May we look forward to a second installment, wherein Metcalf ignores Saletan and presents (a) his own synthesis of what he estimates the reliable literature on the subject, and (b) his suggestions for incisive research projects to explore the fundamental question of intelligence genetics as a function of ancestral origin?

Why? (to the underlined above)

Answer to b:

Got 200 Million dollars I'll raise 100 black and 100 white poor orphans form babes up in the Rocky mountains in a monastic setting, providing for the best education/environment. At the age of 18 I'll test their IQ and we'll begin to understand from a psychology point of view only if black and white mean IQ's are a standard deviation or more different because of genes.

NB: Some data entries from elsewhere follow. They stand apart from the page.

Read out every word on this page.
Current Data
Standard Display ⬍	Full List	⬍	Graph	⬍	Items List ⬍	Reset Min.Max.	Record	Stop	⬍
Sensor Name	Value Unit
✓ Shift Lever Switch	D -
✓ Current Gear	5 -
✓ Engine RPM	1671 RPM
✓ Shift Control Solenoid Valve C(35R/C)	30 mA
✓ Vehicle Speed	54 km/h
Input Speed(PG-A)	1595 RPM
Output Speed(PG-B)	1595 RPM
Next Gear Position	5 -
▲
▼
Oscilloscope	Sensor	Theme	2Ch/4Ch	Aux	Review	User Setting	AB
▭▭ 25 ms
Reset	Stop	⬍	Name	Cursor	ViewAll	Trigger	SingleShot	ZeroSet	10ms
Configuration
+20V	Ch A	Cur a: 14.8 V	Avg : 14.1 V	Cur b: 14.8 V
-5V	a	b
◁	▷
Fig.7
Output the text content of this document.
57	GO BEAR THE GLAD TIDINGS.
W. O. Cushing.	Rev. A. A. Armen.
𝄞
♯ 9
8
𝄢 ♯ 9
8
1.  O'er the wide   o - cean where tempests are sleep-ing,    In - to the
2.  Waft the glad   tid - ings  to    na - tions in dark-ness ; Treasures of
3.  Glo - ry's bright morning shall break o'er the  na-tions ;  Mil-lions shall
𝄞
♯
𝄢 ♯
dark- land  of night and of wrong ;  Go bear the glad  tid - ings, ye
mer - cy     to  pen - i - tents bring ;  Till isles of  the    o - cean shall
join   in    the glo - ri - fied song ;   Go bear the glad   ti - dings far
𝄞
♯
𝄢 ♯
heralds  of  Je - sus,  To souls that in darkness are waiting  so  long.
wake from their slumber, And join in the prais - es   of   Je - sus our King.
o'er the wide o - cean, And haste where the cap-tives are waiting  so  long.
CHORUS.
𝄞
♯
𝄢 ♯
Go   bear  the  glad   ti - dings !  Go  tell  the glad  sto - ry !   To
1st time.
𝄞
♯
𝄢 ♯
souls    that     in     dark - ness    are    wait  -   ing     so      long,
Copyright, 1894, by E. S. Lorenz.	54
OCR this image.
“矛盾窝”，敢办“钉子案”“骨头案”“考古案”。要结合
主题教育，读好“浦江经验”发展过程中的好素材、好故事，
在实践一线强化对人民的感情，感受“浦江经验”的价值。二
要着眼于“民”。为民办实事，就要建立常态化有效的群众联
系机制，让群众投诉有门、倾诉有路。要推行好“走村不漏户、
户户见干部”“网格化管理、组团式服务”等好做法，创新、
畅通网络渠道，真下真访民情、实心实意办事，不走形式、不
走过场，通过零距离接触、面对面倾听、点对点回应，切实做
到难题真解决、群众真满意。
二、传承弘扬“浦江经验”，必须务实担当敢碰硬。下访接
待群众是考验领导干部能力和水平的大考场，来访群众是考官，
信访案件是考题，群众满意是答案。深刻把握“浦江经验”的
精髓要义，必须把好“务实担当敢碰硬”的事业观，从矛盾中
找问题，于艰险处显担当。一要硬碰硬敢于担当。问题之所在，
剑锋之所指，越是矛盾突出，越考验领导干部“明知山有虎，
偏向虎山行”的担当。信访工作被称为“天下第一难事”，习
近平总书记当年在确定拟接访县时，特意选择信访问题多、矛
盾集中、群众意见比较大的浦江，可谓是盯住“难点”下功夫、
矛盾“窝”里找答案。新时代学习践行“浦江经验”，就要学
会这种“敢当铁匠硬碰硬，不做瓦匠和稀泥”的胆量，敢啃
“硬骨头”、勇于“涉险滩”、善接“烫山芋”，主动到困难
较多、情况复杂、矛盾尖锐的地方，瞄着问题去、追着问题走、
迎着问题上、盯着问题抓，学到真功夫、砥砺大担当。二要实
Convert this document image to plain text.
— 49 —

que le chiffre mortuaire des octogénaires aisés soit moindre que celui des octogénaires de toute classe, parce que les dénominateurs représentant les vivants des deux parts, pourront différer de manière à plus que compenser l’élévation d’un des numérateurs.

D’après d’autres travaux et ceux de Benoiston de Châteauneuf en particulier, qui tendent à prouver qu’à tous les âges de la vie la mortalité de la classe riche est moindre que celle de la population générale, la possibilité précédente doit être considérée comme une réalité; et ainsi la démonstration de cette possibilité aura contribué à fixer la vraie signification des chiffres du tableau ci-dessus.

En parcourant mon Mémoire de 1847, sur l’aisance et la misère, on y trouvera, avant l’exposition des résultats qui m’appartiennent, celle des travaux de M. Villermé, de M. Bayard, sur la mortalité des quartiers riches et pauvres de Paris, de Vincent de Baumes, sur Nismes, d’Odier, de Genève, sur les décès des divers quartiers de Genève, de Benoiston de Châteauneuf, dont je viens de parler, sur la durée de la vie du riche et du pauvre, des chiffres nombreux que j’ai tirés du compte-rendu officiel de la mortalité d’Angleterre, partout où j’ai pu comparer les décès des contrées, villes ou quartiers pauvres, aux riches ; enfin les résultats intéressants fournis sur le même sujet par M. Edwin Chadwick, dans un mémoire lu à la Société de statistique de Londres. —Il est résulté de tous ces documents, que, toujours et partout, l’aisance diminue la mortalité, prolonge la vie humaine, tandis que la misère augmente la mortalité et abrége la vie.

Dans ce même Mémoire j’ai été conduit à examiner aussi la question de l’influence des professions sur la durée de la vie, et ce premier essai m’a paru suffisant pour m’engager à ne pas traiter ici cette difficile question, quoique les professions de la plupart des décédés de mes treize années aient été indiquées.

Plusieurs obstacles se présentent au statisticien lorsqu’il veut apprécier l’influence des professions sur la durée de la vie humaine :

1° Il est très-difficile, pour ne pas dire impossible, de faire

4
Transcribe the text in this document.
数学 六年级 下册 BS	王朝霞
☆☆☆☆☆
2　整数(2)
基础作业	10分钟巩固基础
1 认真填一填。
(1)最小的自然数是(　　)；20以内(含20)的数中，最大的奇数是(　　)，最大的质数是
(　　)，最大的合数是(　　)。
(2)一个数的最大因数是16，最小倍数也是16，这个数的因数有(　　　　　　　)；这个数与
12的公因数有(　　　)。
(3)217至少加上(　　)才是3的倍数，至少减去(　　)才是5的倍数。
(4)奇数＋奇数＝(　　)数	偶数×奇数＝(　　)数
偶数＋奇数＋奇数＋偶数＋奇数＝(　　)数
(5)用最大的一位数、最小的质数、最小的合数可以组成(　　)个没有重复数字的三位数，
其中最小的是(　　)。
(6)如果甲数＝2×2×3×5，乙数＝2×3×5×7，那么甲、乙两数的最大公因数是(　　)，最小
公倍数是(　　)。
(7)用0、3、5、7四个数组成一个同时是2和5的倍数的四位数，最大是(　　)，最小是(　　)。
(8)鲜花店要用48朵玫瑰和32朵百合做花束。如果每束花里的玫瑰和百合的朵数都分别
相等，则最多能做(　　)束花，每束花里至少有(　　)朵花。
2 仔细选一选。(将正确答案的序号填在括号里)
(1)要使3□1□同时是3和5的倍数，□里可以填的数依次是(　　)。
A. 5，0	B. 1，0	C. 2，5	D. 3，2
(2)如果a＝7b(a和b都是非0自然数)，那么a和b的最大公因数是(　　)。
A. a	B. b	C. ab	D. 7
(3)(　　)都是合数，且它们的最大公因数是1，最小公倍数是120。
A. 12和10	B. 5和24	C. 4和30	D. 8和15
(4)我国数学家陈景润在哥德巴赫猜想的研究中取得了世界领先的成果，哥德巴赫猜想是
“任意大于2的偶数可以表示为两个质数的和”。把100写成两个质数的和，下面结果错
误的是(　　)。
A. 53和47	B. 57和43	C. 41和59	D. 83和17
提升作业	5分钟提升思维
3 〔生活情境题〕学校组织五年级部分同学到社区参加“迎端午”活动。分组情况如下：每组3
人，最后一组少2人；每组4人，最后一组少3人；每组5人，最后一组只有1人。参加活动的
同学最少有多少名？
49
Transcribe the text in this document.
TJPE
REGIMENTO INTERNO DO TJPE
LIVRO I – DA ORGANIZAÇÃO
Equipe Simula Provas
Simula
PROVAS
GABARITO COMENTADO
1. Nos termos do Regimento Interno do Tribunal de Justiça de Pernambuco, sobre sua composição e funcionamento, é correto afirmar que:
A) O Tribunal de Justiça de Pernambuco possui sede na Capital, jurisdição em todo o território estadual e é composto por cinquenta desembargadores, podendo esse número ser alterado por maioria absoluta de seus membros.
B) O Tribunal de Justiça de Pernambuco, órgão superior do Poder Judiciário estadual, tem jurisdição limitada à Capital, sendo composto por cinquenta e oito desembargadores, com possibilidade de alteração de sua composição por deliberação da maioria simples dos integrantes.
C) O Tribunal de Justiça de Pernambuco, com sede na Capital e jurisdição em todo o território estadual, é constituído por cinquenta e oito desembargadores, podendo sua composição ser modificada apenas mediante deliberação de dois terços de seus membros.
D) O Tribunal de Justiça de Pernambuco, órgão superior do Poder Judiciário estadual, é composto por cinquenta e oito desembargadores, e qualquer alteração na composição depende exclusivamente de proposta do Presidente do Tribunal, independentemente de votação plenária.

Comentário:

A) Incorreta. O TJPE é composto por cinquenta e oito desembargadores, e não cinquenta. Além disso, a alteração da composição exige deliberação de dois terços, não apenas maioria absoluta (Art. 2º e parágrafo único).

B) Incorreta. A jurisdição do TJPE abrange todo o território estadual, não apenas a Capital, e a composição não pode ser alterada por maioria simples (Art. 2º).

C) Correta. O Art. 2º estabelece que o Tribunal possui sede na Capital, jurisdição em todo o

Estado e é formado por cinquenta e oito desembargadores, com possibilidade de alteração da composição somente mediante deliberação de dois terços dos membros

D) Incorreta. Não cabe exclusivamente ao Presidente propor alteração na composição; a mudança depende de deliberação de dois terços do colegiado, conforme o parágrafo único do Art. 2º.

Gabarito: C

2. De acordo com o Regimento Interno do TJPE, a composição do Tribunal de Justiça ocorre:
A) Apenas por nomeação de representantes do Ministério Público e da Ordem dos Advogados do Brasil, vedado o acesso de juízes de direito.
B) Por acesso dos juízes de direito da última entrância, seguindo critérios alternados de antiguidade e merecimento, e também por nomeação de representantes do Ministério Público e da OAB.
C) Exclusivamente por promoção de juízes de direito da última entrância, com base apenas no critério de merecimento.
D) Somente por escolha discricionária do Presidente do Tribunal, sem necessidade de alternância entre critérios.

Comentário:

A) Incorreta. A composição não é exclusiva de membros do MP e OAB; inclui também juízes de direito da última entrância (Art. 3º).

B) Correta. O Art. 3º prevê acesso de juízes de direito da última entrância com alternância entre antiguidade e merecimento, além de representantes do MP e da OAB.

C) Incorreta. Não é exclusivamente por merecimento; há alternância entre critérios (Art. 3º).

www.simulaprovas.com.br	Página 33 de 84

Did you even really have a point to make?

Re: and part 2?
by Home Is Anywhere You Hang Your Head
If that's the standard of proof, then we'll have to breed one species of animal into another in our Rocky Mountain redoubt to prove the theory of evolution to the creationists.
Re: and part 2?
by spiker

Home Is Anywhere You Hang Your Head:
If that's the standard of proof, then we'll have to breed one species of animal into another in our Rocky Mountain redoubt to prove the theory of evolution to the creationists.

You're kidding right? The whole argument is if the difference is due to environment or genetics. When you don't control for the environment how can you assert the degree of genetic influence.

Evolution is a great theory. I've see its continual use to great benefit to man. That doesn't mean there is no God or that God didn't create via evolution. But go ahead if evolution is a complete theory evolve one species into another. Why can't you? There are any other number theories I can experimentally prove or disprove why would evolution be exempt?

Re: and part 2?
by Biologista
Funny!

But the nice thing about this hypothesis is there IS a meet-able standard of proof: identify the genes that cause human intelligence, show that humans differ from one to another in the sequences of those genes, and those differences map to ancestral backgrounds. Then show that the differences cause some phenotype related to intelligence (synapse formation, synapse speed or number of sustainable synapses per neuron, I suspect) in tissue culture outside the body.

Since we haven't identified any genes for intelligence, much less human differences between them (we are all ALMOST genetically identical after all) expect this to take awhile. Like, several decades.

But that's the ordinary standard of proof that something is genetic, in GENETICS. It's when social scientists presume their correlations are sufficient that the problems arise. Now don't get me wrong--social scientists can tell us a lot about environments that the hard sciences can't test, and I honor them for it. But in the hard sciences, correlations can only suggest hypotheses.